Home,   Parent,    Low Latency Memory (2018-03),    SRAM as Main Memory (2018-02)

Memory Latency - Return to Single Processor (2018-02)

It is almost universally accepted without question that the server is a multi-processor system. Long ago, there were valid reasons for this. Over time, the reasons changed but were still valid. When the memory controller became integrated into the processor, the very low memory latency of a single processor system was an interesting but non-actionable tidbit. The greater compute and memory of the multi-processor was then more important. In recent years, the high core count and memory capacity of a single modern processor is now more than capable of handling most transaction processing workloads. The lower memory latency of the single socket system has the effect of having 40-50% better performance per core or thread than a multi-processor system. It is time to rethink our concept of what a server system is. As attractive as cloud computing is for a number of reasons, none of the major cloud providers offer single processor systems, forgoing the price-performance advantage of the 1S system.

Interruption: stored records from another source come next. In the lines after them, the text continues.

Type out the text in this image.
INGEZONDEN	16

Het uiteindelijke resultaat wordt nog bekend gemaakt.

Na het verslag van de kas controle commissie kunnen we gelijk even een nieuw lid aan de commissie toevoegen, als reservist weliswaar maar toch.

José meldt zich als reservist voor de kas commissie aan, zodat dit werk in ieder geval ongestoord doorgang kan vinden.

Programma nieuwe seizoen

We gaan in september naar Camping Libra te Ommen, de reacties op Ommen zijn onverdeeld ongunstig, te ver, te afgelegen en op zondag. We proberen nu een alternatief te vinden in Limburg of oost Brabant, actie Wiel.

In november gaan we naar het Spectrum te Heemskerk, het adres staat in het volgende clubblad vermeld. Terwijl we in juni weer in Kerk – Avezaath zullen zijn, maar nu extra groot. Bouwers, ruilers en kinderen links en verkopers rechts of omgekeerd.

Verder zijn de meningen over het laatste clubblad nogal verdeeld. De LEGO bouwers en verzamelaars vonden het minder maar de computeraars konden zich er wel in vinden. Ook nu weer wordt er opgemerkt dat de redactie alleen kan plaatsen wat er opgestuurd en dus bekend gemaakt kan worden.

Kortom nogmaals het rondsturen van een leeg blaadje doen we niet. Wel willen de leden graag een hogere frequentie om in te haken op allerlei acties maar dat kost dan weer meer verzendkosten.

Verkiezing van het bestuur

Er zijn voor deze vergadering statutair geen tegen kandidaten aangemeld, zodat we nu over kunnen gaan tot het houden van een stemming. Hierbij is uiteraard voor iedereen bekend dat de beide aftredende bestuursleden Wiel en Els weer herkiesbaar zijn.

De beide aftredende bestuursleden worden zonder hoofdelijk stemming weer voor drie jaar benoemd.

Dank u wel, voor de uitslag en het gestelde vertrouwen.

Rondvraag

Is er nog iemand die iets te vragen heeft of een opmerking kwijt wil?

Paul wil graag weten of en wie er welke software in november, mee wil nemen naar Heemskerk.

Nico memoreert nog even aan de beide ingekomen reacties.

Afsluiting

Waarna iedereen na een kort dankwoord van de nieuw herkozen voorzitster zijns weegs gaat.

The huge disparity between round-trip access to DRAM memory and the CPU clock cycle has been a serious problem for more than ten years. It is simple to demonstrate that even a small amount of pointer chasing code, in which the memory value being accessed determines the next memory to access, results in performance being almost entirely gated by memory latency. The most important application with this characteristic is database transaction processing. The nature of B-tree index navigation is largely an exercise in pointer-chasing.

The large part of memory latency is incurred on the DRAM chip itself, but L3 cache, the memory controller and signal transmission time also comprise significant elements. Curiously, there are specialty memory products for desktop systems without ECC featuring "hand-screened" ICs and an elaborate cooling mechanism that have latency timings of around 10ns in each of RCD, CL, and RP. For server systems, registered ECC DIMMs are only available with the standard timings of about 14ns for each of the three.

Single and Multi-Processor Systems

There is a mechanism by which we can significantly influence memory latency in a multi-processor (socket) server system, that being memory locality. But few applications actually make use of the NUMA APIs in this regard. Some hypervisors like VMware allow VMs to be created with cores and memory from the same node. What may not be appreciated, however, is that even local node memory on a multi-processor system has significantly higher latency than memory access on a (physical) single-socket system.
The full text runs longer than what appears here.